Monday, September 24, 2007

Flowers In The Rain

There is no doubt that the Burmese monks are heroic but I thought Buddhists were supposed to pretty much accept their lot................... accept their karma and meditate all day. I thought it was striving and yearning for something better that condemned us to a life of suffering. It just goes to show what I know. I suppose they are acting out of compassion for others. They are very brave though; let's hope it doesn't end in tears.

Orwell: Shooting an elephant

Talking of heroism, Blues defended heroically to earn a point at Anfield. Not very heroic really, is it, set in context. We should all be rejoicing apparently, but as you might expect, I'm not particularly joyful. After we played Chelsea in our first game, Bruce congratulated himself on his bravery in not setting out simply to defend. That philosophy didn't last long.

He quite openly admits our sole purpose on Saturday was to stifle Liverpool and the tactic worked well. Mind you, Bruce has shown over the years that he can set up a team to defend; it's the other bit, at the other end of the field that he struggles with. We needed a point, we set out to get a point and we got one. Great. I am happy with that, a good job, well done and a point that I suppose we can regard as a bonus.

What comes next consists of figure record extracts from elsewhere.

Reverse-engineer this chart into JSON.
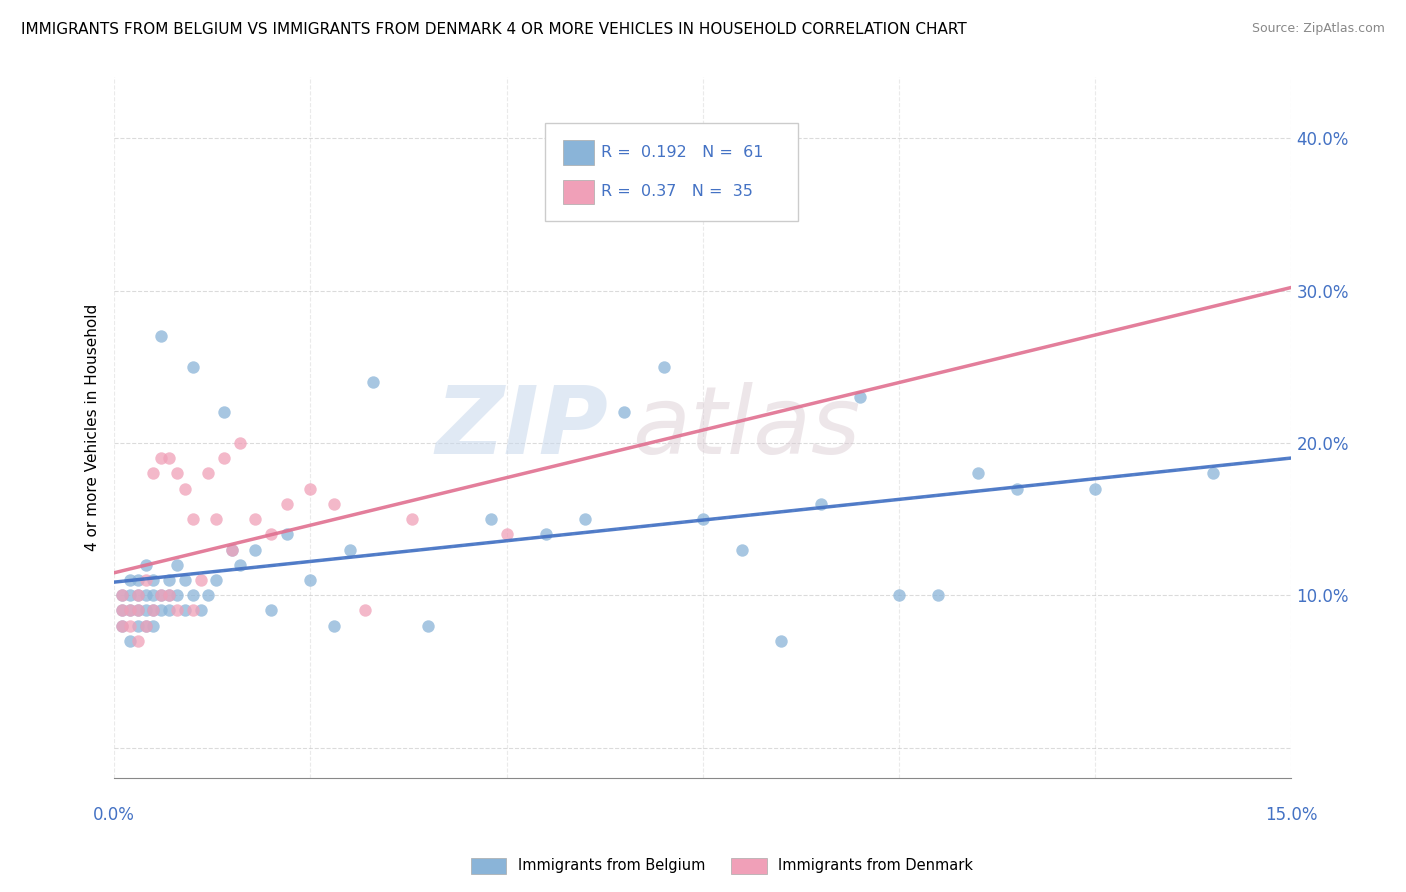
{
  "title": "IMMIGRANTS FROM BELGIUM VS IMMIGRANTS FROM DENMARK 4 OR MORE VEHICLES IN HOUSEHOLD CORRELATION CHART",
  "source": "Source: ZipAtlas.com",
  "ylabel": "4 or more Vehicles in Household",
  "y_tick_labels": [
    "",
    "10.0%",
    "20.0%",
    "30.0%",
    "40.0%"
  ],
  "y_tick_values": [
    0.0,
    0.1,
    0.2,
    0.3,
    0.4
  ],
  "xlim": [
    0.0,
    0.15
  ],
  "ylim": [
    -0.02,
    0.44
  ],
  "legend_label1": "Immigrants from Belgium",
  "legend_label2": "Immigrants from Denmark",
  "R1": 0.192,
  "N1": 61,
  "R2": 0.37,
  "N2": 35,
  "color_belgium": "#8ab4d8",
  "color_denmark": "#f0a0b8",
  "color_belgium_line": "#4472c4",
  "color_denmark_line": "#e07090",
  "watermark_zip": "ZIP",
  "watermark_atlas": "atlas",
  "belgium_scatter_x": [
    0.001,
    0.001,
    0.001,
    0.002,
    0.002,
    0.002,
    0.002,
    0.003,
    0.003,
    0.003,
    0.003,
    0.004,
    0.004,
    0.004,
    0.004,
    0.005,
    0.005,
    0.005,
    0.005,
    0.006,
    0.006,
    0.006,
    0.007,
    0.007,
    0.007,
    0.008,
    0.008,
    0.009,
    0.009,
    0.01,
    0.01,
    0.011,
    0.012,
    0.013,
    0.014,
    0.015,
    0.016,
    0.018,
    0.02,
    0.022,
    0.025,
    0.028,
    0.03,
    0.033,
    0.04,
    0.048,
    0.055,
    0.065,
    0.075,
    0.085,
    0.095,
    0.105,
    0.115,
    0.125,
    0.06,
    0.07,
    0.08,
    0.09,
    0.1,
    0.11,
    0.14
  ],
  "belgium_scatter_y": [
    0.08,
    0.09,
    0.1,
    0.07,
    0.09,
    0.1,
    0.11,
    0.08,
    0.09,
    0.1,
    0.11,
    0.08,
    0.09,
    0.1,
    0.12,
    0.09,
    0.1,
    0.11,
    0.08,
    0.09,
    0.1,
    0.27,
    0.09,
    0.1,
    0.11,
    0.1,
    0.12,
    0.09,
    0.11,
    0.1,
    0.25,
    0.09,
    0.1,
    0.11,
    0.22,
    0.13,
    0.12,
    0.13,
    0.09,
    0.14,
    0.11,
    0.08,
    0.13,
    0.24,
    0.08,
    0.15,
    0.14,
    0.22,
    0.15,
    0.07,
    0.23,
    0.1,
    0.17,
    0.17,
    0.15,
    0.25,
    0.13,
    0.16,
    0.1,
    0.18,
    0.18
  ],
  "denmark_scatter_x": [
    0.001,
    0.001,
    0.001,
    0.002,
    0.002,
    0.003,
    0.003,
    0.003,
    0.004,
    0.004,
    0.005,
    0.005,
    0.006,
    0.006,
    0.007,
    0.007,
    0.008,
    0.008,
    0.009,
    0.01,
    0.01,
    0.011,
    0.012,
    0.013,
    0.014,
    0.015,
    0.016,
    0.018,
    0.02,
    0.022,
    0.025,
    0.028,
    0.032,
    0.038,
    0.05
  ],
  "denmark_scatter_y": [
    0.08,
    0.09,
    0.1,
    0.08,
    0.09,
    0.07,
    0.09,
    0.1,
    0.08,
    0.11,
    0.09,
    0.18,
    0.1,
    0.19,
    0.1,
    0.19,
    0.09,
    0.18,
    0.17,
    0.09,
    0.15,
    0.11,
    0.18,
    0.15,
    0.19,
    0.13,
    0.2,
    0.15,
    0.14,
    0.16,
    0.17,
    0.16,
    0.09,
    0.15,
    0.14
  ]
}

I am worried though, that this is now the template. Sit back, defend, stifle the opposition. If it's a top team, settle for the point, if not, try and hit them on the break. Battle, fight for the shirt ("not fit to wear the shirt" is another on my list of cack phrases) sweat blood. Oh dear. I know there are lots of Blues fans who will settle for that, who think we should only aspire to be whole hearted and tireless, but I can't agree. The problem is, I forecast, that Bruce will now view this style of play as our best option.

Well, I won't be forking out 45 quid too often to watch that shit. Let the defenders defend heroically by all means, but also let the midfielders and forwards play a bit too. I have stated repeatedly that if the limit of our ambition is to avoid defeat and to stay up by the skin of our teeth, there is no point being in the divison.

I was filled with hope after the Chelsea game and almost started to believe that Bruce had discovered some joy in the beautiful game; that he had seen the benefits of being positive, and that may still be the case, but I doubt it. He is (rightly) proud of his teams achievement on Saturday and history shows us that he suspicious of flair, fearful of wit, perplexed by imagination. It's going to be long, grim winter.

Nafti knows what I am on about, he said as much after the game, so that will be him dropped then.

Bruce keeps banging on about loyalty. Whenever we get a decent result he uses it to have a go at the fans who complained that we had been relegated and then complained at our style of play. He can't let it go, it's as if he wants to win to spite us. The complaints people made then were valid, and they remain valid; it would be nice if Bruce acknowledged that and moved on, but no, he wants us to be grateful for what we have had to endure. A more cynical type might ask him what kind of loyalty he has shown to Clemence and DJ Campbell and Oji and Kilkenny and Sadler. The bugger wants jam on it.